Macron’s record on the environment is at best mixed in the eyes of green campaigners, who accuse him of not going far enough in cutting emissions or developing renewable energy. While he banned some short-haul domestic flights and upped incentives for electric cars and more efficient boilers, he also pushed back until 2050 a target to double onshore wind farm capacity, two decades later than originally envisaged.
This year Macron also made a big commitment to renew France’s nuclear power capacity, saying he wanted to build at least six reactors in the coming decades to replace ageing ones. Nuclear energy has helped cut France’s carbon emissions, but has its detractors largely because of concerns about how to treat highly toxic waste.
“Macron has said everything and anything on the environment. He said no to pesticides and then brought some back,” said Marie-Claude, a retired teacher and anti-nuclear campaigner from Le Havre. After voting for Mélenchon in the first round, and for Macron five years ago, she said she would now vote blank on April 24. “I just can’t find what I want,” she said.
Le Pen, who champions a “non-punitive” approach to the environment, wants to take France out of an EU “green deal” that Macron has championed. It would make companies pay more for the cost of polluting in order to reach net zero emissions by 2050.
The far-right candidate, who told France 3 on Sunday she was not a climate change denier, has stopped short of saying she would withdraw from the Paris climate accord, as former US president Donald Trump did. But her manifesto advocates reaching commitments to lower greenhouse gas emissions “at the rhythm [France] will have chosen”.
“Macron has not been a fantastic president for the environment. But it’s not been a disaster as some people say,” said François-Marie Bréon, a researcher at France’s Laboratory for Sciences of Climate and Environment. Le Pen’s climate policies “clearly don’t take us in the right direction”, he added.
In keeping with her campaign’s focus on living costs, Le Pen couches her green position in terms of how it would affect ordinary voters.
She plans to end investments in solar and wind power, saying this would allow her to reduce value added tax on fuel. The measure, aimed at drivers and some rural residents, is a reminder of the “yellow vest” protests that marred Macron’s first term in office when he tried to introduce a fuel surcharge as a form of green levy.
“Environmental changes . . . can have a regressive effect, which Macron knows well from his attempt to introduce the carbon tax,” said Anna Creti, an economics professor specialising in the environment at Paris Dauphine University.

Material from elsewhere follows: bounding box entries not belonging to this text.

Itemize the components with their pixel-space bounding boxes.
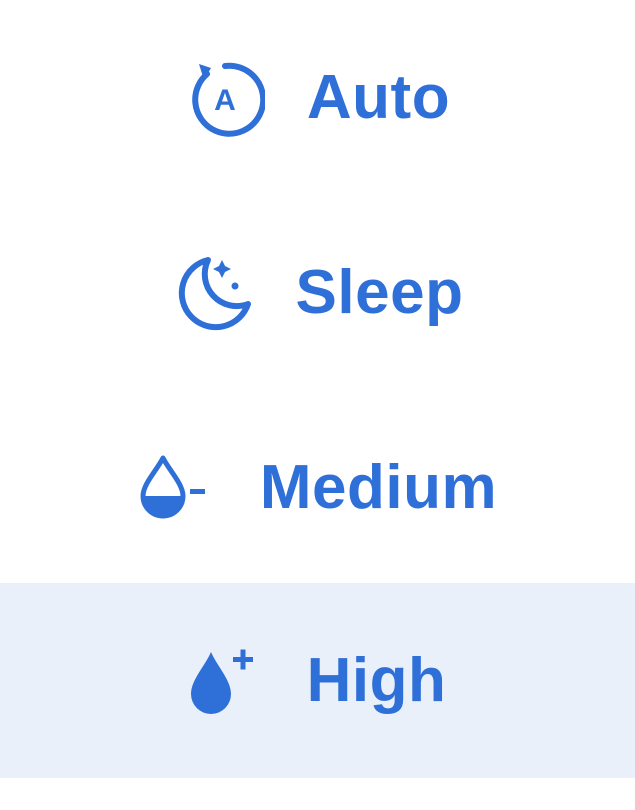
menu-item-auto[interactable]: A Auto bbox=[0, 0, 635, 195]
menu-item-label: High bbox=[306, 646, 447, 715]
menu-item-label: Auto bbox=[306, 63, 451, 132]
drop-minus-icon bbox=[138, 453, 210, 523]
mode-menu: A Auto Sleep Medium High bbox=[0, 0, 635, 810]
menu-item-medium[interactable]: Medium bbox=[0, 390, 635, 585]
sleep-moon-icon bbox=[172, 252, 254, 334]
menu-item-sleep[interactable]: Sleep bbox=[0, 195, 635, 390]
drop-plus-icon bbox=[189, 644, 257, 718]
svg-text:A: A bbox=[214, 84, 236, 117]
menu-item-label: Sleep bbox=[295, 258, 464, 327]
auto-mode-icon: A bbox=[185, 58, 265, 138]
menu-item-high[interactable]: High bbox=[0, 583, 635, 778]
menu-item-label: Medium bbox=[259, 453, 498, 522]
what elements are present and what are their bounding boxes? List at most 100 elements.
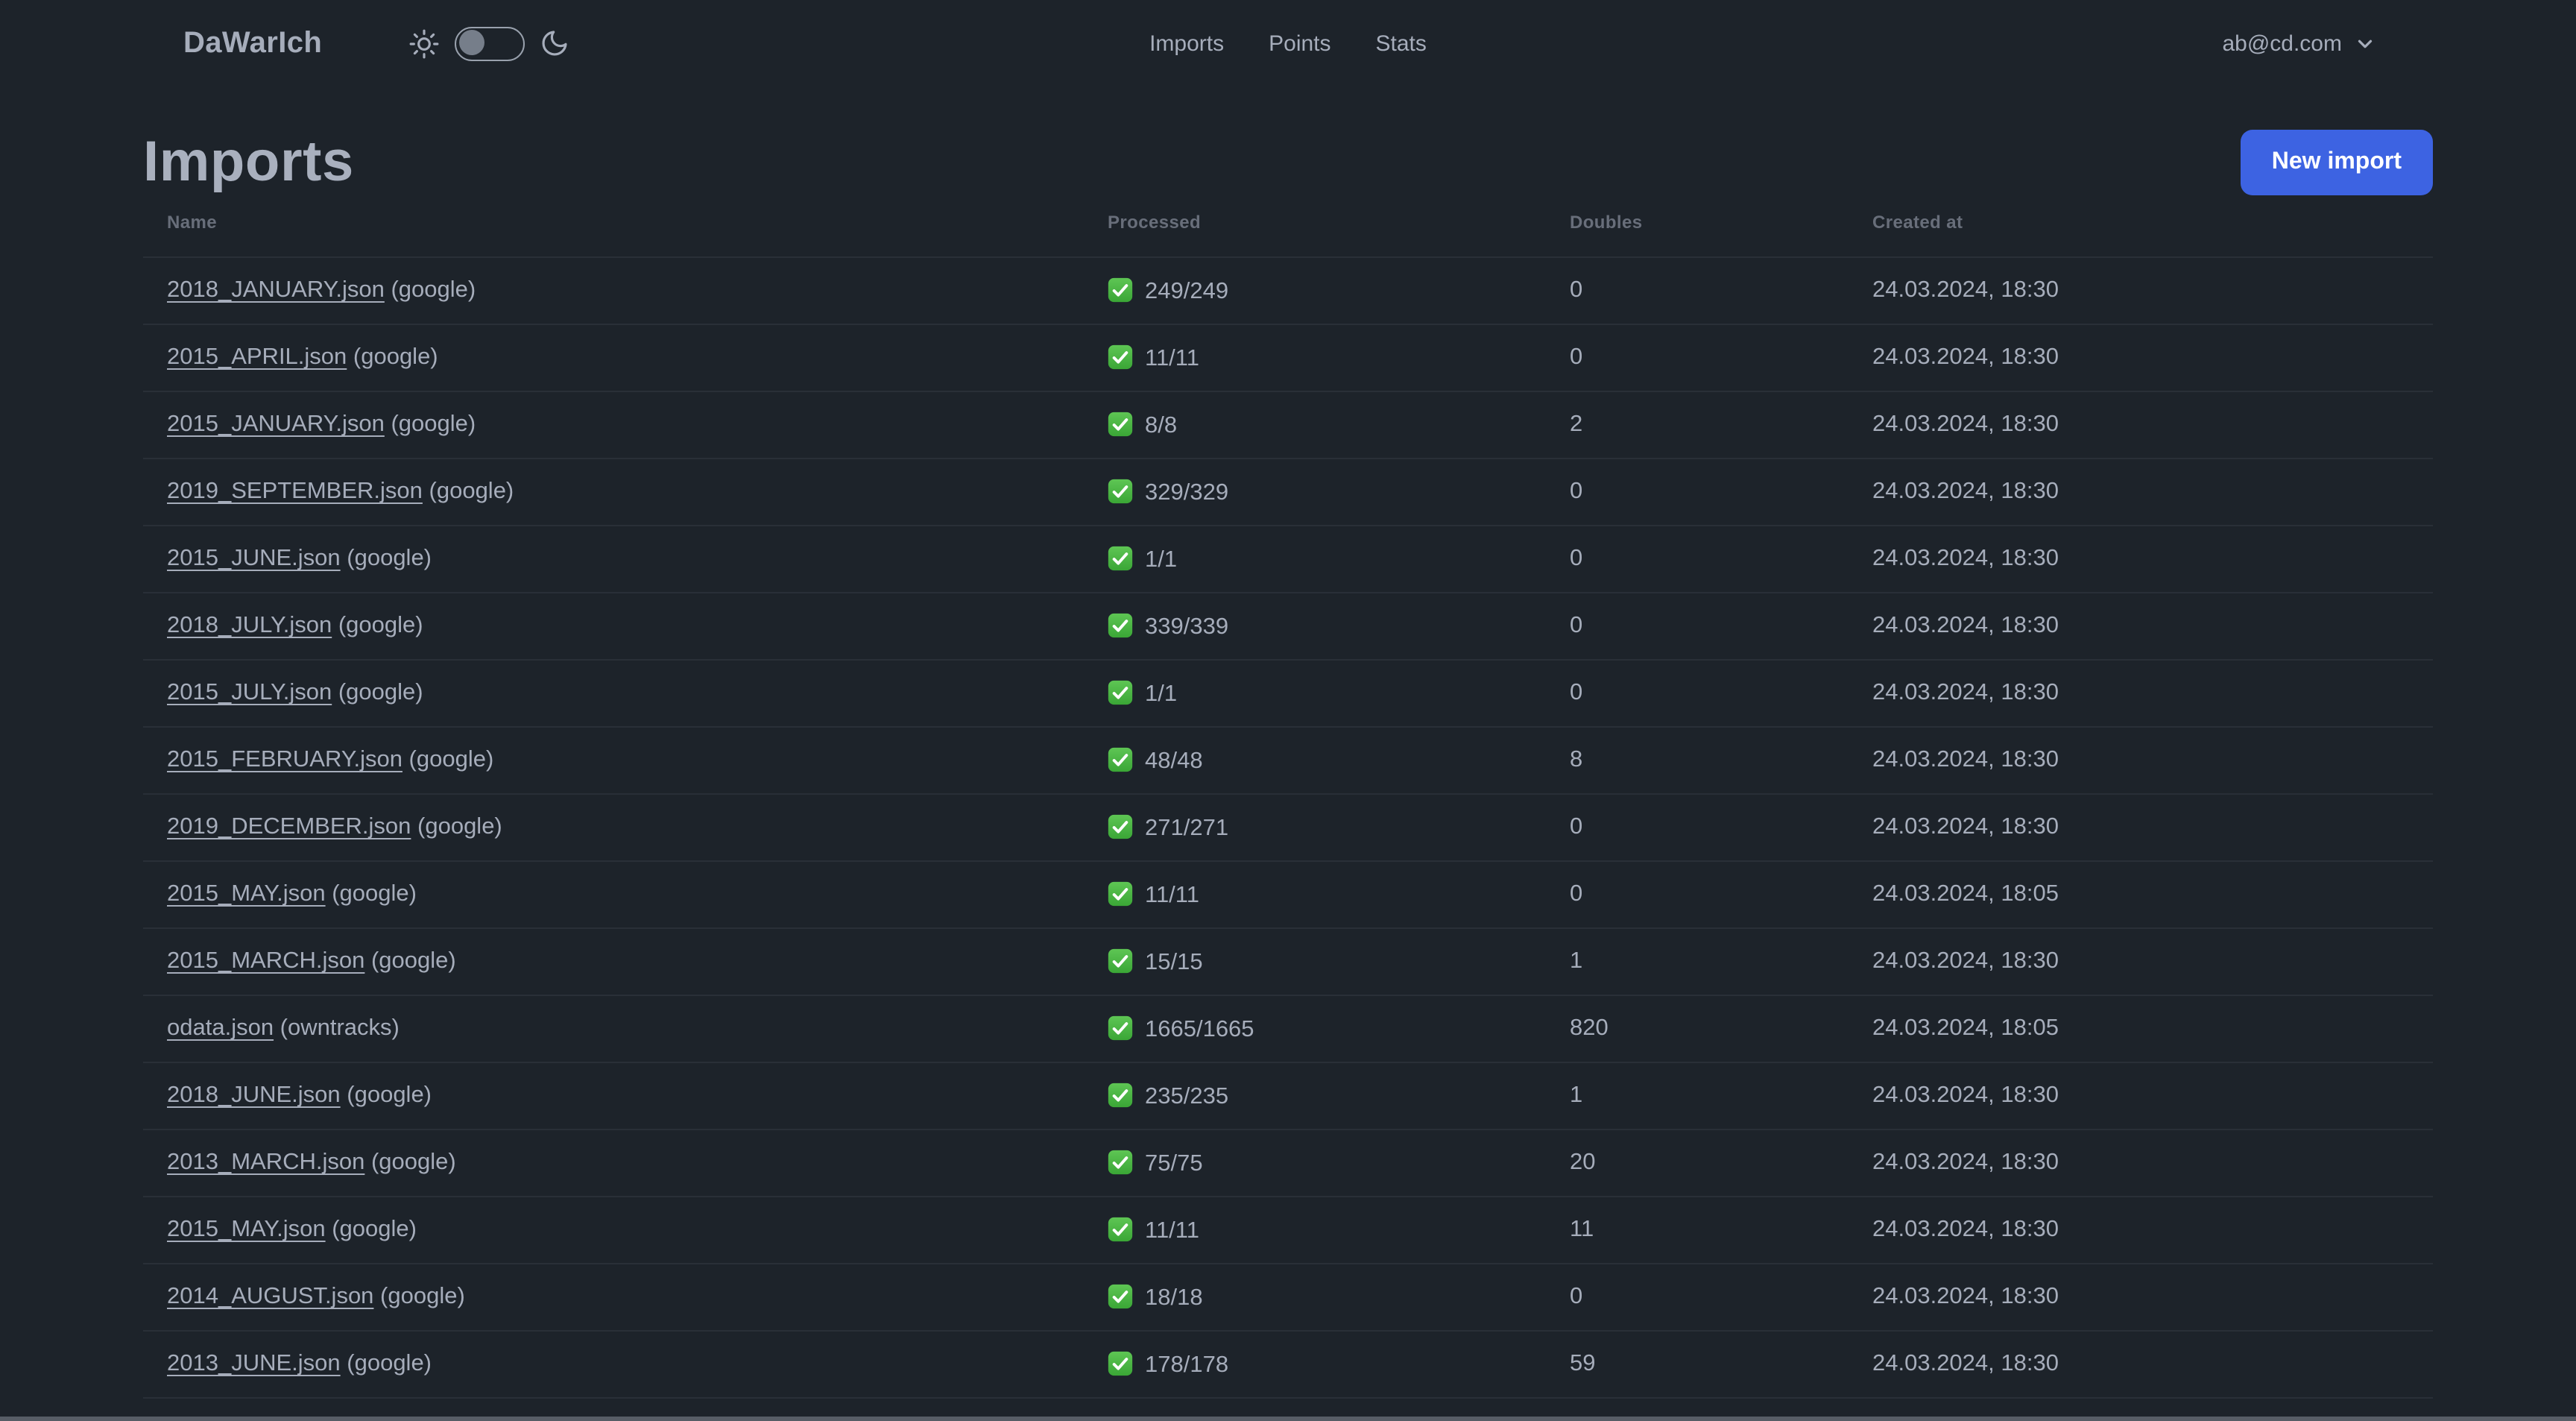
import-file-link[interactable]: 2018_JANUARY.json [167, 277, 385, 303]
processed-cell: 1/1 [1084, 525, 1546, 593]
processed-cell: 75/75 [1084, 1129, 1546, 1197]
import-name-cell: 2019_DECEMBER.json (google) [143, 793, 1084, 861]
import-name-cell: 2015_JANUARY.json (google) [143, 391, 1084, 459]
theme-switch[interactable] [455, 26, 525, 60]
import-file-link[interactable]: 2018_JUNE.json [167, 1083, 341, 1108]
import-name-cell: 2018_JULY.json (google) [143, 592, 1084, 660]
processed-cell: 235/235 [1084, 1062, 1546, 1129]
processed-count: 48/48 [1145, 748, 1203, 773]
import-file-link[interactable]: 2015_MAY.json [167, 1217, 326, 1242]
doubles-cell: 0 [1546, 1263, 1849, 1331]
import-file-link[interactable]: 2015_JULY.json [167, 680, 332, 705]
import-file-link[interactable]: 2014_AUGUST.json [167, 1284, 373, 1309]
table-row: odata.json (owntracks) 1665/1665 820 24.03.… [143, 995, 2433, 1062]
success-check-icon [1108, 344, 1133, 369]
table-row: 2015_APRIL.json (google) 11/11 0 24.03.2024… [143, 324, 2433, 391]
import-source: (google) [384, 277, 476, 303]
import-source: (google) [332, 613, 423, 638]
doubles-cell: 0 [1546, 592, 1849, 660]
table-row: 2018_JANUARY.json (google) 249/249 0 24.03.… [143, 256, 2433, 324]
import-source: (google) [340, 1083, 432, 1108]
app-logo[interactable]: DaWarIch [183, 26, 322, 60]
page-header: Imports New import [143, 128, 2433, 197]
import-file-link[interactable]: 2015_APRIL.json [167, 344, 347, 370]
processed-count: 178/178 [1145, 1352, 1229, 1377]
created-at-cell: 24.03.2024, 18:30 [1849, 458, 2433, 526]
table-row: 2018_JUNE.json (google) 235/235 1 24.03.202… [143, 1062, 2433, 1129]
page-title: Imports [143, 131, 354, 194]
created-at-cell: 24.03.2024, 18:30 [1849, 659, 2433, 727]
app-window: DaWarIch Imports Points Stats ab@cd.com … [0, 0, 2576, 1421]
doubles-cell: 820 [1546, 995, 1849, 1062]
doubles-cell: 0 [1546, 458, 1849, 526]
processed-count: 11/11 [1145, 1217, 1199, 1243]
import-file-link[interactable]: 2013_JUNE.json [167, 1351, 341, 1376]
success-check-icon [1108, 948, 1133, 973]
import-file-link[interactable]: 2013_MARCH.json [167, 1150, 364, 1175]
success-check-icon [1108, 612, 1133, 637]
import-name-cell: 2019_SEPTEMBER.json (google) [143, 458, 1084, 526]
success-check-icon [1108, 478, 1133, 503]
doubles-cell: 8 [1546, 726, 1849, 794]
processed-cell: 8/8 [1084, 391, 1546, 459]
doubles-cell: 0 [1546, 659, 1849, 727]
col-header-doubles: Doubles [1570, 212, 1643, 233]
import-file-link[interactable]: 2019_DECEMBER.json [167, 814, 411, 839]
import-file-link[interactable]: 2015_FEBRUARY.json [167, 747, 402, 772]
import-file-link[interactable]: 2019_SEPTEMBER.json [167, 479, 423, 504]
import-file-link[interactable]: 2015_JANUARY.json [167, 412, 385, 437]
import-name-cell: 2015_APRIL.json (google) [143, 324, 1084, 391]
import-name-cell: 2013_JUNE.json (google) [143, 1330, 1084, 1398]
success-check-icon [1108, 545, 1133, 570]
nav-link-points[interactable]: Points [1269, 31, 1330, 56]
processed-cell: 339/339 [1084, 592, 1546, 660]
import-file-link[interactable]: 2015_MAY.json [167, 881, 326, 907]
theme-toggle [408, 26, 569, 60]
processed-cell: 329/329 [1084, 458, 1546, 526]
success-check-icon [1108, 411, 1133, 436]
import-name-cell: 2015_MAY.json (google) [143, 860, 1084, 928]
import-name-cell: 2018_JANUARY.json (google) [143, 256, 1084, 324]
import-file-link[interactable]: 2015_MARCH.json [167, 948, 364, 974]
success-check-icon [1108, 1283, 1133, 1308]
processed-count: 15/15 [1145, 949, 1203, 974]
doubles-cell: 1 [1546, 1062, 1849, 1129]
user-menu-button[interactable]: ab@cd.com [2222, 31, 2376, 56]
table-row: 2019_SEPTEMBER.json (google) 329/329 0 24.0… [143, 458, 2433, 526]
doubles-cell: 2 [1546, 391, 1849, 459]
created-at-cell: 24.03.2024, 18:30 [1849, 1062, 2433, 1129]
processed-cell: 1665/1665 [1084, 995, 1546, 1062]
success-check-icon [1108, 1149, 1133, 1174]
created-at-cell: 24.03.2024, 18:30 [1849, 324, 2433, 391]
processed-count: 1/1 [1145, 681, 1178, 706]
navbar: DaWarIch Imports Points Stats ab@cd.com [0, 0, 2576, 86]
import-file-link[interactable]: 2015_JUNE.json [167, 546, 341, 571]
success-check-icon [1108, 1015, 1133, 1040]
processed-cell: 11/11 [1084, 1196, 1546, 1264]
created-at-cell: 24.03.2024, 18:30 [1849, 726, 2433, 794]
nav-link-imports[interactable]: Imports [1149, 31, 1224, 56]
nav-link-stats[interactable]: Stats [1376, 31, 1427, 56]
table-row: 2015_MARCH.json (google) 15/15 1 24.03.2024… [143, 927, 2433, 995]
table-row: 2015_FEBRUARY.json (google) 48/48 8 24.03.2… [143, 726, 2433, 794]
import-source: (google) [340, 546, 432, 571]
imports-page: Imports New import Name Processed Double… [143, 128, 2433, 1421]
doubles-cell: 59 [1546, 1330, 1849, 1398]
success-check-icon [1108, 746, 1133, 772]
table-row: 2015_JUNE.json (google) 1/1 0 24.03.2024, 1… [143, 525, 2433, 593]
import-file-link[interactable]: odata.json [167, 1015, 274, 1041]
new-import-button[interactable]: New import [2240, 130, 2433, 195]
import-name-cell: odata.json (owntracks) [143, 995, 1084, 1062]
import-name-cell: 2018_JUNE.json (google) [143, 1062, 1084, 1129]
import-source: (google) [364, 1150, 456, 1175]
processed-cell: 11/11 [1084, 860, 1546, 928]
import-source: (google) [332, 680, 423, 705]
main-nav: Imports Points Stats [1127, 31, 1449, 56]
processed-count: 329/329 [1145, 479, 1229, 505]
import-source: (google) [347, 344, 438, 370]
import-source: (google) [384, 412, 476, 437]
processed-count: 18/18 [1145, 1285, 1203, 1310]
success-check-icon [1108, 1082, 1133, 1107]
import-file-link[interactable]: 2018_JULY.json [167, 613, 332, 638]
import-source: (owntracks) [274, 1015, 400, 1041]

She said Macron could have outlined how he planned to tackle this, adding that options included targeted measures and decentralising some decisions.
Le Pen’s arguments have alarmed companies in France’s nascent renewable energy sector. One executive involved in offshore wind projects said there was “a real concern for jobs”. Another said he was convinced Le Pen would have to reverse course so as not to imperil energy supplies.
Le Pen would go even further than Macron in expanding nuclear energy, pushing for 20 new plants. That would be difficult to achieve given the billions of euros of investment required and the years reactors take to build, experts said.
Her wind proposals could be difficult to implement too, said Creti. “She’d have to hire as many lawyers as there are wind turbines today in France to try and undo existing concessions.”
At the turbines parts factory, supply quality engineer Guy Bandolo said he was comfortable about voting for Macron after the president’s turn towards green issues. “If that risk of taking down turbines is real, what would happen to all the people [working on them] and the investments?” Bandolo said.